The work progresses. Now it is time to take out the gearshift shaft assembly. Remove the circlip from the other side first, lift the springed hook from the shifter cam and you can pull the shaft easily out of the crankcase.

 

Yamaha CS2E gearshifter
Yamaha CS2E gearshifter

 


Now we start splitting the crankcase halves. Remember, with all Yamaha's with a vertical-split crankcase you always start from the ignitionside! Screw the two puller bolts into their respective holes, as far as possible and evenly.

 

Yamaha CS2E crankshaftpuller
Yamaha CS2E crankshaftpuller/pusher

 


Slowly now start pushing the crankshaft through the l.h. bearing. Hold the crankshaft on the other end with "Vise-grip" pliers as it should not rotate! Please observe that the connecting rods are respectively in their up and down position, so that they do not get wedged in the crankcase.
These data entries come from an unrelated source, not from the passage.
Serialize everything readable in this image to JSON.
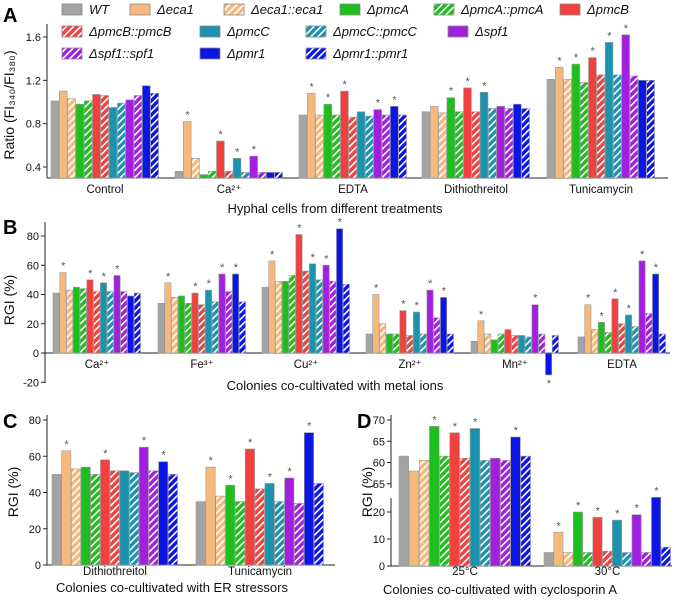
{
  "series": [
    {
      "name": "WT",
      "color": "#a3a3a3",
      "hatched": false
    },
    {
      "name": "Δeca1",
      "color": "#f6b97d",
      "hatched": false
    },
    {
      "name": "Δeca1::eca1",
      "color": "#f6b97d",
      "hatched": true
    },
    {
      "name": "ΔpmcA",
      "color": "#1cbf1c",
      "hatched": false
    },
    {
      "name": "ΔpmcA::pmcA",
      "color": "#1cbf1c",
      "hatched": true
    },
    {
      "name": "ΔpmcB",
      "color": "#f2403f",
      "hatched": false
    },
    {
      "name": "ΔpmcB::pmcB",
      "color": "#f2403f",
      "hatched": true
    },
    {
      "name": "ΔpmcC",
      "color": "#1b93ae",
      "hatched": false
    },
    {
      "name": "ΔpmcC::pmcC",
      "color": "#1b93ae",
      "hatched": true
    },
    {
      "name": "Δspf1",
      "color": "#a21fe0",
      "hatched": false
    },
    {
      "name": "Δspf1::spf1",
      "color": "#a21fe0",
      "hatched": true
    },
    {
      "name": "Δpmr1",
      "color": "#0b16e6",
      "hatched": false
    },
    {
      "name": "Δpmr1::pmr1",
      "color": "#0b16e6",
      "hatched": true
    }
  ],
  "chart_data": [
    {
      "panel": "A",
      "type": "bar",
      "ylabel": "Ratio (FI₃₄₀/FI₃₈₀)",
      "xlabel": "Hyphal cells from different treatments",
      "ylim": [
        0.3,
        1.7
      ],
      "yticks": [
        "0.4",
        "0.8",
        "1.2",
        "1.6"
      ],
      "ytick_values": [
        0.4,
        0.8,
        1.2,
        1.6
      ],
      "marker": "*",
      "categories": [
        "Control",
        "Ca²⁺",
        "EDTA",
        "Dithiothreitol",
        "Tunicamycin"
      ],
      "values": [
        [
          1.01,
          1.1,
          1.03,
          0.98,
          1.01,
          1.07,
          1.06,
          0.95,
          0.99,
          1.02,
          1.06,
          1.15,
          1.08
        ],
        [
          0.36,
          0.82,
          0.48,
          0.33,
          0.36,
          0.64,
          0.36,
          0.48,
          0.35,
          0.5,
          0.35,
          0.35,
          0.35
        ],
        [
          0.88,
          1.08,
          0.88,
          0.98,
          0.88,
          1.1,
          0.86,
          0.91,
          0.87,
          0.93,
          0.88,
          0.96,
          0.88
        ],
        [
          0.91,
          0.96,
          0.9,
          1.04,
          0.91,
          1.13,
          0.91,
          1.09,
          0.94,
          0.96,
          0.94,
          0.98,
          0.94
        ],
        [
          1.21,
          1.32,
          1.21,
          1.35,
          1.18,
          1.41,
          1.25,
          1.55,
          1.25,
          1.62,
          1.24,
          1.2,
          1.2
        ]
      ],
      "significant": [
        [],
        [
          1,
          5,
          7,
          9
        ],
        [
          1,
          3,
          5,
          9,
          11
        ],
        [
          3,
          5,
          7
        ],
        [
          1,
          3,
          5,
          7,
          9
        ]
      ]
    },
    {
      "panel": "B",
      "type": "bar",
      "ylabel": "RGI (%)",
      "xlabel": "Colonies co-cultivated with metal ions",
      "ylim": [
        -20,
        90
      ],
      "yticks": [
        "-20",
        "0",
        "20",
        "40",
        "60",
        "80"
      ],
      "ytick_values": [
        -20,
        0,
        20,
        40,
        60,
        80
      ],
      "marker": "*",
      "categories": [
        "Ca²⁺",
        "Fe³⁺",
        "Cu²⁺",
        "Zn²⁺",
        "Mn²⁺",
        "EDTA"
      ],
      "values": [
        [
          41,
          55,
          43,
          45,
          44,
          50,
          42,
          48,
          42,
          53,
          42,
          39,
          41
        ],
        [
          34,
          48,
          38,
          39,
          34,
          41,
          33,
          43,
          35,
          54,
          42,
          54,
          35
        ],
        [
          45,
          63,
          49,
          49,
          53,
          81,
          56,
          61,
          50,
          60,
          49,
          85,
          47
        ],
        [
          13,
          40,
          20,
          13,
          13,
          29,
          12,
          28,
          13,
          43,
          24,
          38,
          13
        ],
        [
          8,
          22,
          13,
          9,
          13,
          16,
          12,
          12,
          11,
          33,
          13,
          -15,
          12
        ],
        [
          11,
          33,
          16,
          21,
          14,
          37,
          20,
          26,
          18,
          63,
          27,
          54,
          13
        ]
      ],
      "significant": [
        [
          1,
          5,
          7,
          9
        ],
        [
          1,
          5,
          7,
          9,
          11
        ],
        [
          1,
          5,
          7,
          9,
          11
        ],
        [
          1,
          5,
          7,
          9,
          11
        ],
        [
          1,
          9,
          11
        ],
        [
          1,
          3,
          5,
          7,
          9,
          11
        ]
      ]
    },
    {
      "panel": "C",
      "type": "bar",
      "ylabel": "RGI (%)",
      "xlabel": "Colonies co-cultivated with ER stressors",
      "ylim": [
        0,
        80
      ],
      "yticks": [
        "0",
        "20",
        "40",
        "60",
        "80"
      ],
      "ytick_values": [
        0,
        20,
        40,
        60,
        80
      ],
      "marker": "*",
      "categories": [
        "Dithiothreitol",
        "Tunicamycin"
      ],
      "values": [
        [
          50,
          63,
          53,
          54,
          50,
          58,
          52,
          52,
          51,
          65,
          52,
          57,
          50
        ],
        [
          35,
          54,
          38,
          44,
          35,
          64,
          42,
          45,
          35,
          48,
          34,
          73,
          45
        ]
      ],
      "significant": [
        [
          1,
          5,
          9,
          11
        ],
        [
          1,
          3,
          5,
          7,
          9,
          11
        ]
      ]
    },
    {
      "panel": "D",
      "type": "bar",
      "ylabel": "RGI (%)",
      "xlabel": "Colonies co-cultivated with cyclosporin A",
      "ylim": [
        0,
        70
      ],
      "axis_break": [
        25,
        54
      ],
      "yticks": [
        "0",
        "10",
        "20",
        "55",
        "60",
        "65",
        "70"
      ],
      "ytick_values": [
        0,
        10,
        20,
        55,
        60,
        65,
        70
      ],
      "marker": "*",
      "categories": [
        "25°C",
        "30°C"
      ],
      "values": [
        [
          61.5,
          58,
          60.5,
          68.5,
          61.5,
          67,
          61,
          68,
          60.5,
          61,
          60.5,
          66,
          61.5
        ],
        [
          5,
          12.5,
          5,
          20,
          5,
          18,
          5.5,
          17,
          5,
          19,
          5,
          27,
          7
        ]
      ],
      "significant": [
        [
          3,
          5,
          7,
          11
        ],
        [
          1,
          3,
          5,
          7,
          9,
          11
        ]
      ]
    }
  ]
}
Tap the sides with a plastic hammer.

 

Yamaha CS2E crankcasesplitting
Yamaha CS2E crankcasesplitting

 


A little further now and the crankcase halves come easily apart.

 

Yamaha CS2E crankcases separated
Yamaha CS2E crankcases separated

 


Now we have to use the crankpuller (or better pusher) on the rignition side (r.h.) of the engine to push the crankshaft out from this crankcase half.

 

Yamaha CS2E crankshaftpuller
Yamaha CS2E crankshaftpuller

 


You have to agree with me that the crankshaft does not look very good, actually very bad. It will be quite a long story before everything is back together!

 

Yamaha CS2E crankshaft
Yamaha CS2E crankshaft

 

 

 

 

 

After the crankshaft is taken out it is easy to remove the gearbox cluster together with the gear shift drum. But first you have to remove the rubber cap on the left above the sprocket. Then remove the circlip which holds the shiftdrum by 2 half-round segments. Later-on, during building the engine, we fit the 2 gearboxshafts also together with the shift-drum as one unit.

 

Yamaha CS2E gearshiftdrum
Yamaha CS2E gearshiftdrum

All parts can be cleaned now and stored away for later.